As I surveyed the carnage, bloody napkin and alcohol swab laying there with the rest of my normal site change trash, I thought “why is this Ok?”.
Why is it Ok for any of us to have to deal with this?
All of this technology, science, money – why are we forced to use these primitive tools to deal with this shit? It is settled for. People are Ok with having to stick something under our skin to deliver insulin, and we settle for it. This is not how the non-diabetic person works!
Don’t get me wrong – without the tools and advancements we have, our job would be much, much more difficult. I am thankful for what we have. But I am pissed that we are Ok with it. And I am pissed that the basic treatment for us (insulin) has not changed. Insulin is not a cure.
These pictures are gross and bloody. But if this is what I deal with sometimes, then you will see them too. I’m not going to censor the images because this is diabetes made visible. It’s the real deal folks. It should not just be Ok to have to deal with stupid shit like this.
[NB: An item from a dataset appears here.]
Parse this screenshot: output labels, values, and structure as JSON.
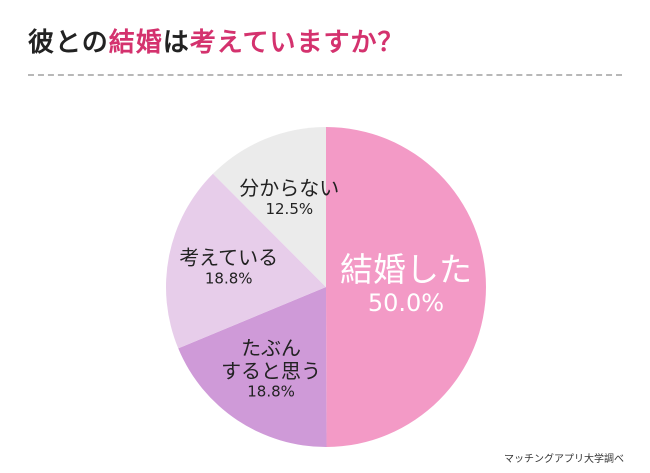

In the end – it’s really not a big deal.
My very wise wife said “well, it’s no use in getting mad about it!”, and she is right (as usual).
But I was not mad at this specific gusher, but instead all that it symbolized for me at the time. The very primitive treatment that we deal with, and accept, and adapt our lives to.
Diabetes made visible dammit. Put it out there so people can see what it is about on a daily basis. It is not Ok. It should not be settled for.